И тут заинтересовавшая его первоначально лингвистическая проблема неожиданно предстала перед ним в новом, пугающем варианте: если люди, которыми он правит, все же предпочитают, говоря о себе, употреблять местоимение первого лица в единственном числе, то, возможно, и он сам вправе говорить о себе “я”?! Быть может, это “я” и обозначает отдельного индивидуума, отличного от прочих? Быть может, именно это неприкрытое, единичное я” и есть ядро, затоптанное в мире бесчисленными “мы”?
Вопрос напугал его всерьез. Не знающий страха и поражений и, что греха таить, довольно тучный, он скакал на белом коне, направляясь домой, но от собственного вопроса ему стало не по себе. Той ночью проблема “я” не дала ему уснуть. Что он скажет Джодхе при встрече? И если он скажет “это я” или “я вернулся”, ответит ли она ему, употребив интимно-фамильярную форму, то самое “ты”, которое обычно употребляют при обращении к детям, возлюбленным или богам? И что тогда это будет означать? Что он для нее как дитя или как бог или он просто желанный возлюбленный, которого она создала силой своего воображения, подобно тому как создал ее он сам? Может статься, это малюсенькое словечко и является самым трогательным и самым возбуждающим словом в языке. “Я – робко, едва слышно прошептал он. – Я здесь. Я люблю тебя. Иди ко мне”.
На обратном пути его ждало еще одно, последнее, военное предприятие.
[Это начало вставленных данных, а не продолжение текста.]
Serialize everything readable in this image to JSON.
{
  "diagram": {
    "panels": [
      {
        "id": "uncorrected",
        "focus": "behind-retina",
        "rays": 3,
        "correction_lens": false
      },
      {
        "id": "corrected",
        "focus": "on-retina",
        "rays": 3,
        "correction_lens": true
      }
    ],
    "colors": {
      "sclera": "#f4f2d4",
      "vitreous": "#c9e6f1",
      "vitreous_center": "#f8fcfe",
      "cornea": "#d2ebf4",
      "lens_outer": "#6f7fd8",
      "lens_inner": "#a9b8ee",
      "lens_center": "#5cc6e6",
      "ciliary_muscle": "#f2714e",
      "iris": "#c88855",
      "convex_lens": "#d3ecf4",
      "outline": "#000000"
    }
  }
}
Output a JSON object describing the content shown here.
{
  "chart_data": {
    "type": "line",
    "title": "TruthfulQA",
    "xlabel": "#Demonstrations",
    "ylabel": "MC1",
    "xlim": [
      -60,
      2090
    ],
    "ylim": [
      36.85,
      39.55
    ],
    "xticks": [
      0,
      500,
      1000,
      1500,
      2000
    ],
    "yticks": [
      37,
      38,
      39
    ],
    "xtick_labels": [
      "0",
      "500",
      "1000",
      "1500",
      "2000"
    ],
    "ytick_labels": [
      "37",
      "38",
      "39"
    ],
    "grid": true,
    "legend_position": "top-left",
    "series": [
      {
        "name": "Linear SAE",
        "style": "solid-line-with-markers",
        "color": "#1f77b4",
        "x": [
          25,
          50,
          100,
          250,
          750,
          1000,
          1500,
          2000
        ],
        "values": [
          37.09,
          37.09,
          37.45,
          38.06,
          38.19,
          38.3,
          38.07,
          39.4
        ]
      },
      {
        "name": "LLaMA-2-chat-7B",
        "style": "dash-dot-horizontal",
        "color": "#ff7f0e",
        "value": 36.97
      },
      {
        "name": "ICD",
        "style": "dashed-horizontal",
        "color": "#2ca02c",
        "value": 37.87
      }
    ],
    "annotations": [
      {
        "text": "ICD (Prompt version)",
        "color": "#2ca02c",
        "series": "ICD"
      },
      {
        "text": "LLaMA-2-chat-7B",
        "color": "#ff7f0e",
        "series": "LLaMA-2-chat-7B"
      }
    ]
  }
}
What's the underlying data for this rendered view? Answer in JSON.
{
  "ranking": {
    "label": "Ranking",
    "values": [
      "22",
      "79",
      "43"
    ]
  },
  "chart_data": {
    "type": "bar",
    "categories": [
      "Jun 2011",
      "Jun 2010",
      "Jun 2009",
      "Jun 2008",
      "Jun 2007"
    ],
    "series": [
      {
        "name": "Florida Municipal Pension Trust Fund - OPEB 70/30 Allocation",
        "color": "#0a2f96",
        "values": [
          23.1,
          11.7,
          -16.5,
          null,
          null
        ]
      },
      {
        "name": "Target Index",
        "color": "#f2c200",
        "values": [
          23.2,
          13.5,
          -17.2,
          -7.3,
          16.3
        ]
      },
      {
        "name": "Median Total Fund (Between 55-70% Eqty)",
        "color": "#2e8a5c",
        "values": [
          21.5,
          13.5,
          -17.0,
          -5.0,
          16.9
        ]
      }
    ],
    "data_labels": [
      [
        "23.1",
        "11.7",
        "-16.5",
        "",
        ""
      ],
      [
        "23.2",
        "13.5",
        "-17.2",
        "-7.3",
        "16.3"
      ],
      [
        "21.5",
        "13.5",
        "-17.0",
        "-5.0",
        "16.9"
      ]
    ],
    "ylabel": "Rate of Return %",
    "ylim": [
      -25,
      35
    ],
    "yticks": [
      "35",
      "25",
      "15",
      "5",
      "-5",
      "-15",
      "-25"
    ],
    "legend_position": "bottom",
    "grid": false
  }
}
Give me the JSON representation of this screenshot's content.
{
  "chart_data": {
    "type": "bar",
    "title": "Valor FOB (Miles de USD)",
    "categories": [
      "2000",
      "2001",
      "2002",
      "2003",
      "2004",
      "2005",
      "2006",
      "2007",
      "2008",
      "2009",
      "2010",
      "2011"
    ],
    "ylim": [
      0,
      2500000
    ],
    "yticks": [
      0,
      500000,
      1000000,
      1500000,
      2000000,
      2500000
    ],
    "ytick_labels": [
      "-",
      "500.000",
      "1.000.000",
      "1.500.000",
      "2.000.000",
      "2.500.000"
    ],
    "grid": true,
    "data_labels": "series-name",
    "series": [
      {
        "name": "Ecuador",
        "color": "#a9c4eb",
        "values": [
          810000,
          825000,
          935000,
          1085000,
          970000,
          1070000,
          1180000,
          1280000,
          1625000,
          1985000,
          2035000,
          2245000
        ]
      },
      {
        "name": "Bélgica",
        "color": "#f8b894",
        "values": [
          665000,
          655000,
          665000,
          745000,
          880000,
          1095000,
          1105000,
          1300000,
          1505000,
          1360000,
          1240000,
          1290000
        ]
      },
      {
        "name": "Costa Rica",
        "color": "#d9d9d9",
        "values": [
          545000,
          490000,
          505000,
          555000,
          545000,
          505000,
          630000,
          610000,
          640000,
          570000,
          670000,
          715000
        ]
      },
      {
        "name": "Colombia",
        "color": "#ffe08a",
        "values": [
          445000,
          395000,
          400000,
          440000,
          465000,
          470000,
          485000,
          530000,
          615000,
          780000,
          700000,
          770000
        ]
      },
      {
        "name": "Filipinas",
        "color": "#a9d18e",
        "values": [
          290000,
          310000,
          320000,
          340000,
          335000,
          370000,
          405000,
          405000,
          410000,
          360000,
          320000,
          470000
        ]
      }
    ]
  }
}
Следовало примерно наказать некоего возомнившего о себе невесть что князька. Раздавить упрямца – правителя Кучх-Нахина, что на полуострове Катиявар. Правитель был молод, слишком говорлив, к тому же обладал великолепными усами (усы были гордостью императора, и он не желал иметь соперников по этой части). Глупый князек почему-то обожал говорить о свободе. “Свобода – для кого и от чего? – возмущался про себя Акбар. – Свобода – это сказка для детей, это забава для женщин. Ни один человек на земле не свободен”.